SPOILER ALERT: This post contains spoilers for the drama serial Raqeeb Se
Say you are a drama producer. What do you do when there are at least three channels vying for the same precious chunk of evening prime time drama slots? Especially when writers, actors and directors do not form a large enough pool to provide credible differentiation across various projects? You keep churning out the same sagas with the same characters, similar story arcs and build upwards by spending more and more on production.
Or... you flip the script.
Lately, we have seen a wave of serials which have confounded viewer expectations. Dunk is a prime example; however, its key plot twist was quite idiotically given away even before the start by its superstar producer. Chupke Chupke, a Ramzan-exclusive serial, also dared to challenge stereotypes. The main characters slowly evolved from run-of-the-mill hunks (and hunk-ettes) to deeply layered characters with quite a few shades of grey. And these shades multiply into a million when looking at the Hum TV drama, Raqeeb Se. This drama is a mould breaker in several respects:
• It is wilfully, deliberately slow paced • It is devoid of verbal fireworks • The colour palette is unconventional and the drama has a kind of dreamy, serene tone in terms of cinematography • Dialogue is sparse and often cryptic • Each role is rich, nuanced and stunningly assayed • The storyline moves slowly and unexpectedly right until the end
The drama is a breath of fresh air because it is explicitly not designed as a blockbuster wannabe. It has its own cadence and clearly comes across as a carefully crafted labour of love from its producers.
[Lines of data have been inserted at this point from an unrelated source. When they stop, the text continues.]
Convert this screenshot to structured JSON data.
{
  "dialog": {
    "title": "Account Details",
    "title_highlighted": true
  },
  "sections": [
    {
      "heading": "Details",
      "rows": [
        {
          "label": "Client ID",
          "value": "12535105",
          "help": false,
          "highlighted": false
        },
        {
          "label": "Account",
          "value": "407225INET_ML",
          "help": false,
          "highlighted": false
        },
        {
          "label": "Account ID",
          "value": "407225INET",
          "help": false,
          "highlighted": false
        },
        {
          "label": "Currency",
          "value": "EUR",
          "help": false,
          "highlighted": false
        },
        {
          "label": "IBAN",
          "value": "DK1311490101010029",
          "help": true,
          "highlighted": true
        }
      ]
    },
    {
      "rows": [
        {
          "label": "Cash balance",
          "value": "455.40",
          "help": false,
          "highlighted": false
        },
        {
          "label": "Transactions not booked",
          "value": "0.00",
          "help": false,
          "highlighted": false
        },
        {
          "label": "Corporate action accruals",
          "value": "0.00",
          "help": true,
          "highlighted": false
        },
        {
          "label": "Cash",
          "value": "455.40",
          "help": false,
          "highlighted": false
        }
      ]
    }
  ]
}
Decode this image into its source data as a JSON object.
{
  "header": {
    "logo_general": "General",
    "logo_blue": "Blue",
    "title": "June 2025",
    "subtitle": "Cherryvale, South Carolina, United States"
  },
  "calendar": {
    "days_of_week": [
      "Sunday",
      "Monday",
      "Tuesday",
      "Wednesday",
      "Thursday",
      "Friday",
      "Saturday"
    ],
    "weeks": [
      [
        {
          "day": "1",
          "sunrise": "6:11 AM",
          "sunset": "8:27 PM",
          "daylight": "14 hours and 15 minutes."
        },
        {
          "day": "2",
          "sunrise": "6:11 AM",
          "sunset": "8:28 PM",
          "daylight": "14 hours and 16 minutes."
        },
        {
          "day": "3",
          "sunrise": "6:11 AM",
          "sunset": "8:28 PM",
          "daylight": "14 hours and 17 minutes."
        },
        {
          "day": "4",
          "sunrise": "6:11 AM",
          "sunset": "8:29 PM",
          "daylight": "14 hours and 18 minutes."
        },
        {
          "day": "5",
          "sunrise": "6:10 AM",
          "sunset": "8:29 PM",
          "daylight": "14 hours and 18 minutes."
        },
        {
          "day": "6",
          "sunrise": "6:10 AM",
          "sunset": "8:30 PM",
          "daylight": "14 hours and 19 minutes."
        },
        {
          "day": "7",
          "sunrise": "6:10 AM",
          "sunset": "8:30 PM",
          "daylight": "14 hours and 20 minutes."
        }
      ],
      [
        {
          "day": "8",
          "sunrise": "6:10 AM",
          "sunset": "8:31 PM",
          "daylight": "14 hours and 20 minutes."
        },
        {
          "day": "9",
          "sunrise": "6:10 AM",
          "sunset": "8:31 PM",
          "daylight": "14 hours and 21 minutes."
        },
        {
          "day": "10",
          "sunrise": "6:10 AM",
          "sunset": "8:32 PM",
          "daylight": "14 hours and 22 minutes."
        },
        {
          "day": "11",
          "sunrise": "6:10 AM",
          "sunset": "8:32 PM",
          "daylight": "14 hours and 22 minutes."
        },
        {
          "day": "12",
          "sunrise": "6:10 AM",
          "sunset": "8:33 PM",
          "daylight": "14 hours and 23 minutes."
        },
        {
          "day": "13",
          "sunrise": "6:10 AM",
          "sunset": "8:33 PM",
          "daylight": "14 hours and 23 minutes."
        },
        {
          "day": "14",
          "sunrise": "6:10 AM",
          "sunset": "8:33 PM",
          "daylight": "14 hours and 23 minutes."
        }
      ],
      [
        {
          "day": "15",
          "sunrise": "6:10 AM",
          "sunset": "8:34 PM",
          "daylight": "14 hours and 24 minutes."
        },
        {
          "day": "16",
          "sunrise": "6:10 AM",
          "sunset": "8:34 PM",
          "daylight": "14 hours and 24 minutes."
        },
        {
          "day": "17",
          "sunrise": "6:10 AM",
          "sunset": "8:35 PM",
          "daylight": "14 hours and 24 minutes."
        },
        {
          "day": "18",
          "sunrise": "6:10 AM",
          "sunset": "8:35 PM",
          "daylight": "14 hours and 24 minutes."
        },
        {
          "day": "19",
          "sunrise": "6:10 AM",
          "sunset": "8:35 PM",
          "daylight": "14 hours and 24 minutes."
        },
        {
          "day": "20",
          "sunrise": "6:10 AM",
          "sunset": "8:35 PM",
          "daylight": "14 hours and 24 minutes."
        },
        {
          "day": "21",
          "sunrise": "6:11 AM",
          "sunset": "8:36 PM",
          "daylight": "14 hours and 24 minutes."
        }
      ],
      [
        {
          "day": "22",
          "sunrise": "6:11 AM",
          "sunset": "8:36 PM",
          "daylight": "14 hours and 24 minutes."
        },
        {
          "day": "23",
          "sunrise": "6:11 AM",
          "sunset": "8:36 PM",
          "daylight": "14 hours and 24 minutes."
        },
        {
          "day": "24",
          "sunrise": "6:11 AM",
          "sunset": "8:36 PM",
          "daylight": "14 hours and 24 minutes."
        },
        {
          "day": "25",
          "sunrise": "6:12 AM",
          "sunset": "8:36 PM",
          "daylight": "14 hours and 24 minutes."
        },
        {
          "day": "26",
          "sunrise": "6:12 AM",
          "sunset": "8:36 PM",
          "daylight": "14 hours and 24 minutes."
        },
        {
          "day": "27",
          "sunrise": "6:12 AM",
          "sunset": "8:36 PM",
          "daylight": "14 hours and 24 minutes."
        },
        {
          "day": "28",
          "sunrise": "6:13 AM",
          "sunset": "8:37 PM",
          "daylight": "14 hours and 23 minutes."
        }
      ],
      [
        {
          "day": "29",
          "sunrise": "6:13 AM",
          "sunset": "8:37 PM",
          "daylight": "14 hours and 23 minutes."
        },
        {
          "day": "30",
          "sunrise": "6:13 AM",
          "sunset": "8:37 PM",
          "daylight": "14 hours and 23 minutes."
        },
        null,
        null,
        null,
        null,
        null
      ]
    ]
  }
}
The story starts when a mother (Sakina) and a daughter knock on a door in the middle of the night. The man (Masood) opening the door lets them in; he is the former beau of the mother, their breakup a result of a decades old feudal dispute around the murder of his younger brother. The man returns to his bedroom and his wife (Hajera) looks at him, instantly guessing who has finally landed in the house.
Sakina has escaped from her husband’s household in the village in fear that her abusive husband will harm her daughter. Meanwhile, Hajera is living a life of devout servitude with Masood, forever grateful to him for marrying her and knowing full well about his first love. They have a daughter, Insha, who is constantly angry at her father for not valuing her mother enough and her love life has a tragic story arc of its own.